What would be cool is if eventually we all just automatically understand what is going on when people say certain things to us, and from that understanding (plus some time for thoughts to congeal into words), know what to say and how to react. My problem half the time is understanding but not knowing the words.
But imagine that, if anyone ever told us…
…”You’re not really autistic.” or “You’re not really autistic enough.”
(“You just have Asperger’s,” “You’re too high-functioning,” “You understand your situation too well,” “You’re too articulate,” etc.)
…”You’re too autistic.”
(“You lack the empathy necessary,” “You couldn’t possibly understand,” “You lack theory of mind,” etc.)
…”You’re too much like children and confusing us with your parents, somehow.”
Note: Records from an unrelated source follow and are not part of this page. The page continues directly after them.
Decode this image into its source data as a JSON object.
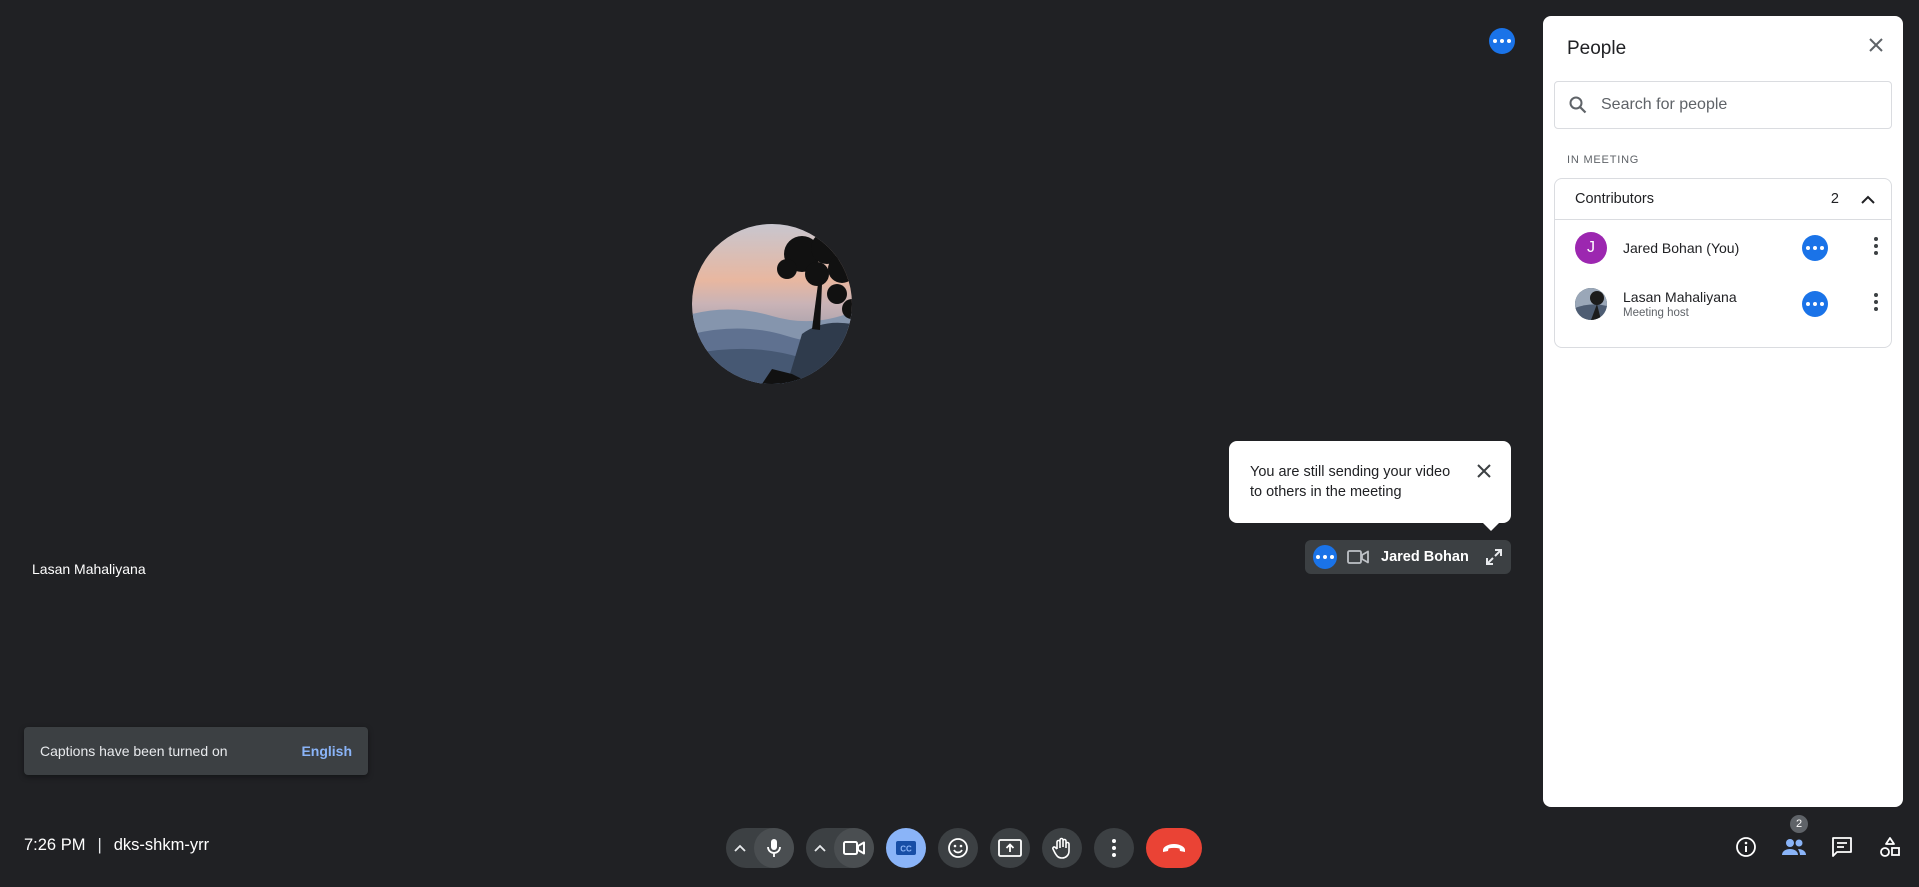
{
  "stage": {
    "remote_name": "Lasan Mahaliyana",
    "tooltip_text": "You are still sending your video to others in the meeting",
    "self_name": "Jared Bohan"
  },
  "captions": {
    "message": "Captions have been turned on",
    "language": "English"
  },
  "meeting": {
    "time": "7:26 PM",
    "separator": "|",
    "code": "dks-shkm-yrr"
  },
  "controls": {
    "participant_count": "2"
  },
  "panel": {
    "title": "People",
    "search_placeholder": "Search for people",
    "section_label": "IN MEETING",
    "group_label": "Contributors",
    "group_count": "2",
    "people": [
      {
        "initial": "J",
        "name": "Jared Bohan (You)",
        "role": "",
        "avatar_color": "#9c27b0"
      },
      {
        "initial": "",
        "name": "Lasan Mahaliyana",
        "role": "Meeting host",
        "avatar_color": "#37474f"
      }
    ]
  },
  "colors": {
    "background": "#202124",
    "accent": "#1a73e8",
    "captions_active": "#8ab4f8",
    "hangup": "#ea4335"
  }
}
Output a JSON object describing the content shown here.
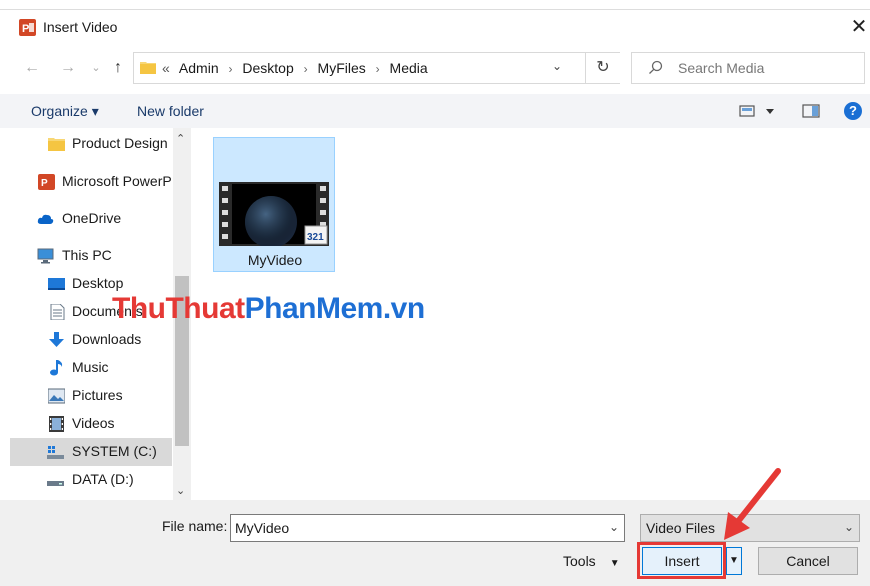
{
  "window": {
    "title": "Insert Video",
    "close_glyph": "✕",
    "app_icon": "powerpoint-icon"
  },
  "nav": {
    "back_glyph": "←",
    "forward_glyph": "→",
    "recent_glyph": "⌄",
    "up_glyph": "↑"
  },
  "address": {
    "overflow": "«",
    "crumbs": [
      "Admin",
      "Desktop",
      "MyFiles",
      "Media"
    ],
    "separator": "›",
    "dropdown_glyph": "⌄",
    "refresh_glyph": "↻"
  },
  "search": {
    "placeholder": "Search Media",
    "icon": "search-icon"
  },
  "toolbar": {
    "organize_label": "Organize ▾",
    "new_folder_label": "New folder",
    "help_label": "?"
  },
  "sidebar": {
    "items": [
      {
        "label": "Product Design",
        "icon": "folder-icon"
      },
      {
        "label": "Microsoft PowerP",
        "icon": "powerpoint-icon"
      },
      {
        "label": "OneDrive",
        "icon": "cloud-icon"
      },
      {
        "label": "This PC",
        "icon": "computer-icon"
      },
      {
        "label": "Desktop",
        "icon": "desktop-icon"
      },
      {
        "label": "Documents",
        "icon": "document-icon"
      },
      {
        "label": "Downloads",
        "icon": "download-icon"
      },
      {
        "label": "Music",
        "icon": "music-icon"
      },
      {
        "label": "Pictures",
        "icon": "pictures-icon"
      },
      {
        "label": "Videos",
        "icon": "videos-icon"
      },
      {
        "label": "SYSTEM (C:)",
        "icon": "drive-icon",
        "selected": true
      },
      {
        "label": "DATA (D:)",
        "icon": "drive-icon"
      }
    ]
  },
  "files": [
    {
      "name": "MyVideo",
      "icon": "video-file-icon",
      "badge": "321"
    }
  ],
  "watermark": {
    "part1": "ThuThuat",
    "part2": "PhanMem.vn"
  },
  "footer": {
    "file_name_label": "File name:",
    "file_name_value": "MyVideo",
    "file_type_value": "Video Files",
    "tools_label": "Tools",
    "insert_label": "Insert",
    "cancel_label": "Cancel"
  },
  "colors": {
    "accent": "#0078d7",
    "selection": "#cce8ff",
    "highlight": "#e53935"
  }
}
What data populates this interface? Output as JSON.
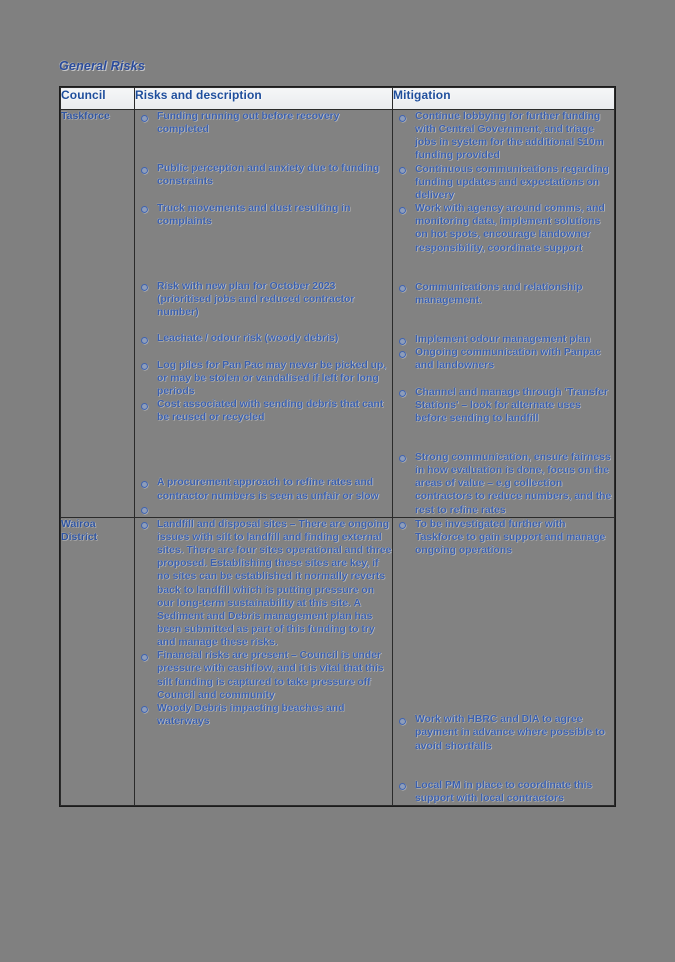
{
  "document": {
    "heading": "General Risks"
  },
  "table": {
    "columns": [
      {
        "key": "council",
        "label": "Council"
      },
      {
        "key": "risks",
        "label": "Risks and description"
      },
      {
        "key": "mitigation",
        "label": "Mitigation"
      }
    ],
    "rows": [
      {
        "council": "Taskforce",
        "risks": [
          "Funding running out before recovery completed",
          "Public perception and anxiety due to funding constraints",
          "Truck movements and dust resulting in complaints",
          "Risk with new plan for October 2023 (prioritised jobs and reduced contractor number)",
          "Leachate / odour risk (woody debris)",
          "Log piles for Pan Pac may never be picked up, or may be stolen or vandalised if left for long periods",
          "Cost associated with sending debris that cant be reused or recycled",
          "A procurement approach to refine rates and contractor numbers is seen as unfair or slow",
          ""
        ],
        "mitigation": [
          "Continue lobbying for further funding with Central Government, and triage jobs in system for the additional $10m funding provided",
          "Continuous communications regarding funding updates and expectations on delivery",
          "Work with agency around comms, and monitoring data, implement solutions on hot spots, encourage landowner responsibility, coordinate support",
          "Communications and relationship management.",
          "Implement odour management plan",
          "Ongoing communication with Panpac and landowners",
          "Channel and manage through 'Transfer Stations' – look for alternate uses before sending to landfill",
          "Strong communication, ensure fairness in how evaluation is done, focus on the areas of value – e.g collection contractors to reduce numbers, and the rest to refine rates"
        ]
      },
      {
        "council": "Wairoa District",
        "risks": [
          "Landfill and disposal sites – There are ongoing issues with silt to landfill and finding external sites. There are four sites operational and three proposed. Establishing these sites are key, if no sites can be established it normally reverts back to landfill which is putting pressure on our long-term sustainability at this site. A Sediment and Debris management plan has been submitted as part of this funding to try and manage these risks.",
          "Financial risks are present – Council is under pressure with cashflow, and it is vital that this silt funding is captured to take pressure off Council and community",
          "Woody Debris impacting beaches and waterways"
        ],
        "mitigation": [
          "To be investigated further with Taskforce to gain support and manage ongoing operations",
          "Work with HBRC and DIA to agree payment in advance where possible to avoid shortfalls",
          "Local PM in place to coordinate this support with local contractors"
        ]
      }
    ]
  },
  "colors": {
    "page_background": "#808080",
    "table_background": "#828282",
    "header_background": "#eef0f2",
    "heading_text": "#2a4b9b",
    "body_text": "#3a5fae",
    "border": "#2b2b2b"
  }
}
(“You’re just like adolescents rebelling against their parents without understanding why the parents know best,” “You’re just like small children who can’t possibly understand the adult world,” “You’re just like little children who want to do whatever you want and can’t understand why your parents don’t want you to do that,” etc.)
…then there would be an immediate, coherent response to each one, explaining why this is not an okay way of treating us or viewing us, explaining how the misdirecting of other people when it comes to us works, explaining why this is not okay… voiced by enough of us at once that it would be harder to ignore than the current sporadic response to it.
We’re getting there. See Bev’s Are you autistic? and I repeat myself. But we’re not there yet. And it would be wonderful for a lot of us to work towards this until we are, until we can throw answers back at that stuff easily. Because I’ve been watching these comments thrown at self-advocates for ten years and they never truly change in substance.
[Note also that I’m not going to be taking comments that actually try to explain why those particular ways of dismissing us are actually real or good or right. So don’t bother. Because this blog is about how to work towards this kind of change, not about getting the conversation derailed by people who think we shouldn’t even be trying to.]